The entity class looked similar to this:
public class Entity
{
[Key]
public int Id { get; set; }
public string Description { get; set; }
[ForeignKey("ParentId")]
[JsonIgnore]
public int? ParentId { get; set; }
[JsonIgnore]
public virtual Entity Parent { get; set; }
public virtual IEnumerable<Entity> Children { get; set; }
}
The code for selecting all entities from the database was something like this:
return dbContext.Entities
.Include(x => x.Children)
.ToList();
The resulting JSON output returned included duplicates of all non-top-level entities:
[
{
"id": 5,
"description": "Animal"
"children": [
{
"id": 13
"description": "Dog"
"children": null
},
{
"id": 17
"description": "Cat"
"children": null
}
]
},
{
"id": 13
"description": "Dog"
"children": null
},
{
"id": 17
"description": "Cat"
"children": null
}
]
In some cases, this would be the desired result, but in most cases I would think not.
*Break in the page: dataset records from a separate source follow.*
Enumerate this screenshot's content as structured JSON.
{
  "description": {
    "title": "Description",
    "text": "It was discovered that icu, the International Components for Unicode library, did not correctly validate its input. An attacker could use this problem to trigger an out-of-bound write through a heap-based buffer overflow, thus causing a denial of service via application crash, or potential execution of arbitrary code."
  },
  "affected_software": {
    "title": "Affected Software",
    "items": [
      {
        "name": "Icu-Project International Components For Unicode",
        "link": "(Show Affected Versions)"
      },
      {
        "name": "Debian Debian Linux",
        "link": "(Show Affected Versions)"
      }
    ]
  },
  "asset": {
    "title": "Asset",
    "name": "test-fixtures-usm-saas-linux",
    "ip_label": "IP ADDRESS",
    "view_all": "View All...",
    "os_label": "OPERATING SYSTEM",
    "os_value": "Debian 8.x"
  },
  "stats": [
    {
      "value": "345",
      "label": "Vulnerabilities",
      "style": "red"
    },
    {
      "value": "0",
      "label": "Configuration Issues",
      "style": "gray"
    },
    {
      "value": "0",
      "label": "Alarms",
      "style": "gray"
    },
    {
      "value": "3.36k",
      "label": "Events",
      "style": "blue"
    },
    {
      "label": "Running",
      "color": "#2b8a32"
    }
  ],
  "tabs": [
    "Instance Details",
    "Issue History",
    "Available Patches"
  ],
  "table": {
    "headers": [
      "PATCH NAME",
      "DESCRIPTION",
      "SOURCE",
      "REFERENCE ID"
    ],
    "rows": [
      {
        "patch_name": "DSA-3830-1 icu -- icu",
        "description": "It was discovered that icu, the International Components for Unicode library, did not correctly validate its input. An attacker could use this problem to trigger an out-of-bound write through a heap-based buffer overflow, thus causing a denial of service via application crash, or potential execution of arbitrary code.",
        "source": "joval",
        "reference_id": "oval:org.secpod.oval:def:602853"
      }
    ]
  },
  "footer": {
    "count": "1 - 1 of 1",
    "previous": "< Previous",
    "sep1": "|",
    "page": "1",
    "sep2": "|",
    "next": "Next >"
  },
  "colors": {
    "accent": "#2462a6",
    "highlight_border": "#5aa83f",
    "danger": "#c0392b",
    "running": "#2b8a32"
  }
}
When you have a tree-like structure like this, you should probably not get child-elements included on the top level. Instead, what Marlolsh is looking for makes much more sense:
[
{
"id": 5,
"description": "Animal"
"children": [
{
"id": 13
"description": "Dog"
"children": null
},
{
"id": 17
"description": "Cat"
"children": null
}
]
}
]
Solution
The problem is that too many entities are included on the top level, so the solution is to add a filtering on the top level. By including a call to the Where
method, we can keep only those entities that are not the child of some other entity. We do that by looking for entities where Parent == null
:
return dbContext.Entities
.Where(x => x.Parent == null)
.Include(x => x.Children)
.ToList();
The Where
clause only affects the top-level entities, and the Include
method makes sure that all children are included in the result. Only the top-level entities are present at the root level of the resulting JSON output.